Sunday, September 5, 2010

Leaving, But not Before I Sweep

I'm heading back to Columbus today after a week of staying in Cincinnati with my mom during and after her chemotherapy. Yesterday I wrote no less than seven emails to my brother and sisters (who will be coming down for consecutive chemo therapies) listing foods my mom likes, things that seem to help, calls for a different approach after the learning curve of this time. I went to the store five times yesterday. I bought enough protein bars, chicken noodle soup, ginger ale and crackers to feed at least five cancer patients. In a fit of hyper strength I moved a queen sized box spring from my mom's basement to her guest room for future guests.  Then I blew up an air mattress and made it up in the other extra room. Then I added clean pillow cases. I did the dishes.  I vacuumed.

All of this reminds me of when the girls were littler and I would type two and three (single spaced) page letters when they would go to Iowa for a week to visit my family without me. I included their lotions, their medicines, their special blankets and special bears. I reminded my relatives that the girls like chocolate milk in the morning, keep them away from cats, and never, ever, ever spank them.  No matter what.

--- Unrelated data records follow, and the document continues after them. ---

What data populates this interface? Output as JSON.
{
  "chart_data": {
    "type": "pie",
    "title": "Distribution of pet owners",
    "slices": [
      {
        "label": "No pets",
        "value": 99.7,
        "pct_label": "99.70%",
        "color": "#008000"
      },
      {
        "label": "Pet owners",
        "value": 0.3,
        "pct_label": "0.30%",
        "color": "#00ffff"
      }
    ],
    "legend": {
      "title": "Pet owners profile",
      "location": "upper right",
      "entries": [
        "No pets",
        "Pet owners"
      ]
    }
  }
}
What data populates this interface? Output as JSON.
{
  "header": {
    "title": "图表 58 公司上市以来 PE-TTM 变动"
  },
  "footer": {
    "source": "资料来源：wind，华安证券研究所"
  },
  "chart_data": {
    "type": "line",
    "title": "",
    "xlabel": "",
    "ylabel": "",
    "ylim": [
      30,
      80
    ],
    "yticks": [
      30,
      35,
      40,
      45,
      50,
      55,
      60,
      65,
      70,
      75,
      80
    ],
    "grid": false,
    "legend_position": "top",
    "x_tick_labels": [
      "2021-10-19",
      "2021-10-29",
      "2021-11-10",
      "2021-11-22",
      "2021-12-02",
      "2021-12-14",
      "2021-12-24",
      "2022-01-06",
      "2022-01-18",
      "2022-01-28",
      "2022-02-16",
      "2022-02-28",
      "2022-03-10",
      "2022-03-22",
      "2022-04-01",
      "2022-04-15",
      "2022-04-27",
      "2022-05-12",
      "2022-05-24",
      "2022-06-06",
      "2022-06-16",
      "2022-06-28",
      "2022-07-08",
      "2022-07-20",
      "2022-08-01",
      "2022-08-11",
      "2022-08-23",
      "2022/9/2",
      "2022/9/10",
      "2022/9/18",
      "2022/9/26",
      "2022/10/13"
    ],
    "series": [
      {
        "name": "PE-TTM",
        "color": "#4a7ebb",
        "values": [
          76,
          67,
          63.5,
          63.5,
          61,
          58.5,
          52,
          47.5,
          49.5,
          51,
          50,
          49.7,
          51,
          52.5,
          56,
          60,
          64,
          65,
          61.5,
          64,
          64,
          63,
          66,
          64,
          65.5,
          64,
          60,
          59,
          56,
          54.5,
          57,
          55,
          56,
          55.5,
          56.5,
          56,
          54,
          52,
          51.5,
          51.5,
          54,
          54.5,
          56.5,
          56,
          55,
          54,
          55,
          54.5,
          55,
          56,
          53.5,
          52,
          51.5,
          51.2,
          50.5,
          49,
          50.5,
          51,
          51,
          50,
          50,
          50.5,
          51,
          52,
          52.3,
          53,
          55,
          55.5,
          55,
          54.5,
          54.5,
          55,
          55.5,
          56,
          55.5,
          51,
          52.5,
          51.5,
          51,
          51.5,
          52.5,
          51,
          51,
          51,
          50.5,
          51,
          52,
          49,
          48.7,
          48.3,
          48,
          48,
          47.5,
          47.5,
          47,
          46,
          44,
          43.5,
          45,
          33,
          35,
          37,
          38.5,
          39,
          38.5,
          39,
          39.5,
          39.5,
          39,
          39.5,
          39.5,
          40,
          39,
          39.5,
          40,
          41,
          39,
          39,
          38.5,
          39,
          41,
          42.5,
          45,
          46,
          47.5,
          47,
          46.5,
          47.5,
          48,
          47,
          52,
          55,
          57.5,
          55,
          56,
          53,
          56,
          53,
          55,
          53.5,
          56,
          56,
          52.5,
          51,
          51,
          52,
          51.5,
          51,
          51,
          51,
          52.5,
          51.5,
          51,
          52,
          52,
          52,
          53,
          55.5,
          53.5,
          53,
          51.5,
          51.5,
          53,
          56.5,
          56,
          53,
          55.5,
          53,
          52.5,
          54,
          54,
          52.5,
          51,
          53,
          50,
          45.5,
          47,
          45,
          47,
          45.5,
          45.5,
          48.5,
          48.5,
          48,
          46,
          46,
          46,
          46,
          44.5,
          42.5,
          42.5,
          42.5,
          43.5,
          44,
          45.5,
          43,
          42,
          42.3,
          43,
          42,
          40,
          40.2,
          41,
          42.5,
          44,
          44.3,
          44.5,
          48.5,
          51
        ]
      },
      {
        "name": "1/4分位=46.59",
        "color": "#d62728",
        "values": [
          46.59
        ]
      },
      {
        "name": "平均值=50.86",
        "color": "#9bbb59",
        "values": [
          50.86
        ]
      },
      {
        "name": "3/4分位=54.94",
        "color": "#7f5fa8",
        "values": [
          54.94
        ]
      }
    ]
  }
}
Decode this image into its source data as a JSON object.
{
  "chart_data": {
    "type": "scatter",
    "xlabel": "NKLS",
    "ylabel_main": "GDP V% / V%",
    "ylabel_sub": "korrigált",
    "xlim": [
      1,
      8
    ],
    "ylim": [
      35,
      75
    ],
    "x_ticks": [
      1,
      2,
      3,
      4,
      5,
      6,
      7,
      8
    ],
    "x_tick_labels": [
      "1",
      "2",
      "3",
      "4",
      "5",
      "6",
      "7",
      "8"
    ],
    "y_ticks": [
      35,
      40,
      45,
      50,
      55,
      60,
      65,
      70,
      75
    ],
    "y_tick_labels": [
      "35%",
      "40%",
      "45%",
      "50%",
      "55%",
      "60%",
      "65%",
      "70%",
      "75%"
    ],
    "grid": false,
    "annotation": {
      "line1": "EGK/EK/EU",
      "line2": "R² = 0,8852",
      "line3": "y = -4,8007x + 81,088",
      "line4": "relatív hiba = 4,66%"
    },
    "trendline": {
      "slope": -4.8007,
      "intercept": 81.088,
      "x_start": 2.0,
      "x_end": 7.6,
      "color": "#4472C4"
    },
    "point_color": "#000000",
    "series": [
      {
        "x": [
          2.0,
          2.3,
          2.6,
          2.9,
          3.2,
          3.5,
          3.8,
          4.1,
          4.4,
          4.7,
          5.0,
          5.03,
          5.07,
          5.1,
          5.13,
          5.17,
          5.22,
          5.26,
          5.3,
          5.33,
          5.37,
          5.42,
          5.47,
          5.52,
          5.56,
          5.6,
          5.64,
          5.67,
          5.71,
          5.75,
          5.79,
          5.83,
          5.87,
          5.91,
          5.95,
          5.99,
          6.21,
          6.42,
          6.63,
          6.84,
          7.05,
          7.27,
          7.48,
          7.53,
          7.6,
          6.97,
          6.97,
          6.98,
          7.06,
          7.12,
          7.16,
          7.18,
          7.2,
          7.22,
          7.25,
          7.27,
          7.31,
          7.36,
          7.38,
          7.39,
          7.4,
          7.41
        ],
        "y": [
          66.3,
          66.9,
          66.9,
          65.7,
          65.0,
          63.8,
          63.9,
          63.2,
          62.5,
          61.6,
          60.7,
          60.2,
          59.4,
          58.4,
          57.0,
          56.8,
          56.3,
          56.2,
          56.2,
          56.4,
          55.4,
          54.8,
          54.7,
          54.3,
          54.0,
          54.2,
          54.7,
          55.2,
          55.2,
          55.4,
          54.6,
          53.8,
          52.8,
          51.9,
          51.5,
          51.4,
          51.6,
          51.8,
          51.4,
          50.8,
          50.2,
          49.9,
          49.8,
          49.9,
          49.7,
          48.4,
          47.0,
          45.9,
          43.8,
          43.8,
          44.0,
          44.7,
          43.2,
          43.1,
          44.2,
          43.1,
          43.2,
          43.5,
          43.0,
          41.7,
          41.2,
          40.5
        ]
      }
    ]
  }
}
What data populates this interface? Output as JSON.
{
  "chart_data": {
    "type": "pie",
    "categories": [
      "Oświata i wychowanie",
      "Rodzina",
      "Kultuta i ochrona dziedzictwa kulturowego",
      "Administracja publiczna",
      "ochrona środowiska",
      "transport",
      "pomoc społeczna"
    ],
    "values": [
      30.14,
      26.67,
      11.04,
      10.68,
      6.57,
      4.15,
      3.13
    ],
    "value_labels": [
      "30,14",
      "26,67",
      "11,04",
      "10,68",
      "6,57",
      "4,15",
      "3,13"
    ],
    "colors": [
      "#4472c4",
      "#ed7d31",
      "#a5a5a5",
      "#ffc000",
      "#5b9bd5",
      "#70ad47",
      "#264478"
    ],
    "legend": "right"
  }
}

It's a bunker mentality.  I'm surprised, in hindsight, that I don't actually have a bunker in the backyard. It would fit my personality completely.  In all my years of teaching I've never forgotten a book or a handout.  Not once.  I did once forget the book I needed for a class I was taking, and I was so horrified I began to cry as I searched the building for the professor to tell her ahead of time what I had done. Look at what I have done!

I remember my therapist once asked me what it would feel like if I got a B in a class.  I started to laugh.  Not only can't I imagine such a feeling, I wouldn't even try. I remember talking to a mentor about some of my students who were earning Bs and Cs in my class, and being worried about them. "They're not you," my mentor responded.  Enough said.

I like to believe this level of perfectionism doesn't touch my children.  They are perfect to me-- they don't have to run through the world proving it (as I do). But then I think about two weeks ago when my daughter had a loose sheet of paper in her bag (fifth graders have like seven folders--color coded-- to keep themselves organized.  This brings me so much joy.)
"Uh-oh," I said, pulling out the piece of paper. "We've got a loose one. Remember, the goal is organization! Where does this one go?" Yes. I actually said this. It seems funny now, but I'd do it again. I can't seem to stop myself.

My oldest daughter, perpetrator of the loose sheet, is enough like me that she quickly found the paper's place. My youngest daughter amuses me to no end because she's not a fan of my bullshit, and she'll call me on it. "Uh-oh," I'll say to her. "Your papers are not in your take home folder! Now they're all messy!"

"Yup," she responds, not even bothering to look at me. "But they're in my backpack. You're lucky they got here at all." And I know it's true.  Because she was just as likely to throw them away, leave them in some one else's mailbox, or just turn them into paper airplanes and watch them fly away into the blue future.

I know what all of this is about (I'm the worst kind of crazy-- I know I'm crazy, and I know why I'm crazy). If I miss a piece of paper about field trips or PTA meetings or Curriculum Night I am powerless.  As I've said to my kids before, "I can't do anything if I don't KNOW!" If I slip up and miss a signature somewhere the school will find out, and when they're counting signatures I'll go on the list of bad parents.  Parent of kids that should henceforth be ignored or possibly abused, because their parents don't really care about them at all.

So I buy twenty-five protein bars and stack them neatly by type in a bowl on my mother's counter. I ask her repeatedly if it's OK for me to leave today. I vacuum the floor again. I mop the upstairs once last time. Because all of this will forestall the universe. Oh, there's action in that house. Let's leave that lady alone-- we won't make her sicker or make the chemo not work, because somebody cares enough about her to sweep. All that noise and action scares the bad spirits away. If every thing's clean and tidy and organized nothing bad can happen. All the papers will be in their places.